The teachers’ unions, it should be noted, are the biggest political spenders in the country — not the NRA, not the Koch brothers, not the Chamber of Commerce or Big Oil or Big Whatever. In the private sector, unions are in decline and have been for decades, mainly because extortion is a terrible business model in the long term. But in the public sector — in government — unions rule the roost, which is why they run the Democratic party in spite of their relatively small overall numbers. Hillary Rodham Clinton cannot be president without the support of the teachers’ unions, period, and so she supports repealing one of the main revenue-generating measures attached to Obamacare.
...Republicans blew the health-care fight last time around. Barack Obama rolled into town with his sack of goodies like some cracked Santa Claus, and all Republicans could muster was: “We have the best health-care system in the world. Harrumph! Harrumph!” We didn’t. We had a half-socialized mess of a system in which very important health-care decisions — the ones regarding insurance — were mainly taken out of the hands of consumers and put in the hands of their employers, who have very different economic incentives. Thank Franklin Roosevelt for that. Add to that a wildly corrupt, fraud-ridden Medicaid program and an insanely unsustainable Medicare program, insufficiently competitive insurance markets, and a few other flavors of nightmare fuel, and it’s easy to see why people wanted health-care reform — and why they want it still. “No” is my favorite word in politics, but it isn’t the right answer every time, and it wasn’t the right answer on health-care reform.
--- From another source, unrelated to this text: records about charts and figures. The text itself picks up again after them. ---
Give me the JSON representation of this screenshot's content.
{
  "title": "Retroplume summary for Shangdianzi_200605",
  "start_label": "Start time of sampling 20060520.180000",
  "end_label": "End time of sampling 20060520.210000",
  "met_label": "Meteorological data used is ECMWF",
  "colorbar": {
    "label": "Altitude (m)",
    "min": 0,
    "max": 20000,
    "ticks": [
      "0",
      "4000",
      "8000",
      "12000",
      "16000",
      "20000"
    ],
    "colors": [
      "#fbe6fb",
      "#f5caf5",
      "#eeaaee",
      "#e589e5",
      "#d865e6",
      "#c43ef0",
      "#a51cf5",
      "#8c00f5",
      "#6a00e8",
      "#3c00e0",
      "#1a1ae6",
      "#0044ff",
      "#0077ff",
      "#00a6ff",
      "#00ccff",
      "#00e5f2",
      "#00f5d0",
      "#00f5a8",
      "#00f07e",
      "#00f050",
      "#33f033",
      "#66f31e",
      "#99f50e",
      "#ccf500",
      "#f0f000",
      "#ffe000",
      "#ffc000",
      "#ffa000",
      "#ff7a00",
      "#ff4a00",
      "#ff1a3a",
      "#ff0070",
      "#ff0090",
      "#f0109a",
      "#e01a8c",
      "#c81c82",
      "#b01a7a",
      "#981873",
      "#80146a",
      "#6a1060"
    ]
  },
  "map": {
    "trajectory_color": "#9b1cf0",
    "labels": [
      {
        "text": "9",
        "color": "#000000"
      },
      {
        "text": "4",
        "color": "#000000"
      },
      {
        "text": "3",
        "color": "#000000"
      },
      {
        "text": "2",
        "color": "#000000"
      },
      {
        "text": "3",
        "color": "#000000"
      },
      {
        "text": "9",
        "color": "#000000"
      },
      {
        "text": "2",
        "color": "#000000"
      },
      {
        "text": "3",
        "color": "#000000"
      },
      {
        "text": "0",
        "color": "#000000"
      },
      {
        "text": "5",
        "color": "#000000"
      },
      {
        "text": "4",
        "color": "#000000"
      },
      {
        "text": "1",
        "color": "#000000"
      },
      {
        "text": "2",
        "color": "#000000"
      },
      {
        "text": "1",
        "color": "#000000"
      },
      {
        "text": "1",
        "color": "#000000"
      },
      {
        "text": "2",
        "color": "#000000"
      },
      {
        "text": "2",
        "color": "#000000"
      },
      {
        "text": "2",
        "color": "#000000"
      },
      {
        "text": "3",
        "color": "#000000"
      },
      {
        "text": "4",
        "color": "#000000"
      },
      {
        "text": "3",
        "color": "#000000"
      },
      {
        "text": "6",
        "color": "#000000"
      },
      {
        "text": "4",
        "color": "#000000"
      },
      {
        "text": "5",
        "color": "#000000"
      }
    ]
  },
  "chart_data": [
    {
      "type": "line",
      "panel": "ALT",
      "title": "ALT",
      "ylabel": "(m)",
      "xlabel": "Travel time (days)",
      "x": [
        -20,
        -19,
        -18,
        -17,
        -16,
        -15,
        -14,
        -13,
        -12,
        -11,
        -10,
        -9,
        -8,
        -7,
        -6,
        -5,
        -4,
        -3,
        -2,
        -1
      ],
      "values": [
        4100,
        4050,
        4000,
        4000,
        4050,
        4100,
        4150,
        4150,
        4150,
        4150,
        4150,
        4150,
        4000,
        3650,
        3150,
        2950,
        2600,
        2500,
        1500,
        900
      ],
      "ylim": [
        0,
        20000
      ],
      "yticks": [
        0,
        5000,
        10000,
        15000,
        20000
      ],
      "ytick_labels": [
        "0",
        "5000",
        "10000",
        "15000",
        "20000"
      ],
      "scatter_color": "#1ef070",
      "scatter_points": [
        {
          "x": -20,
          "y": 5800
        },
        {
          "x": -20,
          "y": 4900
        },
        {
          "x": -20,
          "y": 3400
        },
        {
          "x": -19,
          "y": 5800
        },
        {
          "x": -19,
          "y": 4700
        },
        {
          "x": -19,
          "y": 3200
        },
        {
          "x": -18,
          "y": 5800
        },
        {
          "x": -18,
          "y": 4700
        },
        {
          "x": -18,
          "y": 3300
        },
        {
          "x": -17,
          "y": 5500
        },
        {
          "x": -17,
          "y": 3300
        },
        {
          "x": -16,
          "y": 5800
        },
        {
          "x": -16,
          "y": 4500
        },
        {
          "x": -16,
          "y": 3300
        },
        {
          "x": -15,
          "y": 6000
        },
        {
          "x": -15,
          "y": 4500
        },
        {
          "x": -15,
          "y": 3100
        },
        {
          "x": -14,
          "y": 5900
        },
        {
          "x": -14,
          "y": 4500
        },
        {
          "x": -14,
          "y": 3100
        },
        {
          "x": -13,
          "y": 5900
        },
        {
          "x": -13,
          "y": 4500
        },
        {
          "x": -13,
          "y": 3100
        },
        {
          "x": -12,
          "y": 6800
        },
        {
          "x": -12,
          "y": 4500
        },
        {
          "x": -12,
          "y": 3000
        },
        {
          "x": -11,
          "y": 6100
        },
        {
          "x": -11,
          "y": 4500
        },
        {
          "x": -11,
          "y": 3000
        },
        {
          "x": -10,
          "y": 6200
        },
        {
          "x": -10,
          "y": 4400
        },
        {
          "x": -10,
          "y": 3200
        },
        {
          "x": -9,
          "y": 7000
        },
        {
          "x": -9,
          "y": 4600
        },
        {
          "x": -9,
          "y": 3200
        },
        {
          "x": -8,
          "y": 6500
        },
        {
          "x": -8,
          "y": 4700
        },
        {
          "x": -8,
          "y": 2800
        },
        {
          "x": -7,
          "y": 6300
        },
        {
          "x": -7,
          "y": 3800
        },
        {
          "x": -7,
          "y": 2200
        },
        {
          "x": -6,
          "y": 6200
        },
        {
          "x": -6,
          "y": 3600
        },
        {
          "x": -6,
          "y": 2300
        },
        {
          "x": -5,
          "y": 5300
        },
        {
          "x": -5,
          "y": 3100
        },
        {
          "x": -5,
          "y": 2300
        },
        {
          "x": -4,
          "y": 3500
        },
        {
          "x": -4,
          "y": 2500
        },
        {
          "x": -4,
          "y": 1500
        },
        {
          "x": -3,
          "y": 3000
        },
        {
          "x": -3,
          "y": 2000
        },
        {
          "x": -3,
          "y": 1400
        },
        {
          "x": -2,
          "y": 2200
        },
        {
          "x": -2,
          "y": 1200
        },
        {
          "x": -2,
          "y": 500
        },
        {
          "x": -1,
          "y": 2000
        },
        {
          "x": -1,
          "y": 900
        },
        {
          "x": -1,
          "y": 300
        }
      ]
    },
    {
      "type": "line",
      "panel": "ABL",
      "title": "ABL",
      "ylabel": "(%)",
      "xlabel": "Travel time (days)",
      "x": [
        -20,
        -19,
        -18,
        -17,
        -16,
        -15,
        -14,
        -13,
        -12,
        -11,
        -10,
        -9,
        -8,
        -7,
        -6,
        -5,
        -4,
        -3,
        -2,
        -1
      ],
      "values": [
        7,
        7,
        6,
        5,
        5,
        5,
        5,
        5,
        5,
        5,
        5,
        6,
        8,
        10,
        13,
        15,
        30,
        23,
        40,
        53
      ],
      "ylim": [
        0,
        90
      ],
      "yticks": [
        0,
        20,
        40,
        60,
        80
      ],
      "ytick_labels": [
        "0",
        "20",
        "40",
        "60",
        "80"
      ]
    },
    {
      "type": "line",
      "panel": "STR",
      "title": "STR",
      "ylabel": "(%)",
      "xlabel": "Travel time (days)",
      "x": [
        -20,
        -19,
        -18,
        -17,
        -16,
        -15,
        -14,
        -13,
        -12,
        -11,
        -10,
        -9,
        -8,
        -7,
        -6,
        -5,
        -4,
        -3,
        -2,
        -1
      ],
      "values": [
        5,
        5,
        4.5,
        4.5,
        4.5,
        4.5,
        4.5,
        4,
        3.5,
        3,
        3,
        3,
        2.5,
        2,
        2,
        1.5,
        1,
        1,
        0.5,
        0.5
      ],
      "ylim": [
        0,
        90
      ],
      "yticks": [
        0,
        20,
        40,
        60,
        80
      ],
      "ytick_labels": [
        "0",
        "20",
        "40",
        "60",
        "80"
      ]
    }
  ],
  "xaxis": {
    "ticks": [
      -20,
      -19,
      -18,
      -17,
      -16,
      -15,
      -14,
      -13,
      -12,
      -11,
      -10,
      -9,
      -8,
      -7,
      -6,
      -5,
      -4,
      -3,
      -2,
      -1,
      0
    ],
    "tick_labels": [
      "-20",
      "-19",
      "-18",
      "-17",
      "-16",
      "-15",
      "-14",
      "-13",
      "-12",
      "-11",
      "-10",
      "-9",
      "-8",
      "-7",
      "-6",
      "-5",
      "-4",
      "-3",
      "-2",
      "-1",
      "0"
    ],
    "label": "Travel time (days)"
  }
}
Neither was Obamacare, of course. The president had campaigned on health-care reform, and the Democrats had an unusual commanding position in Congress that was unlikely to be sustained or repeated. The president made it clear that he would happily sign any stack of paper, up to and including a three-year-old Denny’s menu, if the words “health-care reform” appeared in its title. The Democrats indulged the worst sort of dishonesty — we’ll cover millions more people while saving money and improving quality and look a unicorn! — and they cooked up the Affordable Care Act, with Nancy Pelosi famously insisting that Congress had to pass it to discover what’s in it. Now that she’s discovered what’s in the act, she doesn’t much like it.
...For now, eliminating the Cadillac tax is one tax cut that Republicans should resist. The teachers’ unions and the AFL-CIO put these clowns in office and inflicted Obamacare on the country, and we should make them pay for it. As Ed Koch famously said: The people have spoken, and now they must be punished.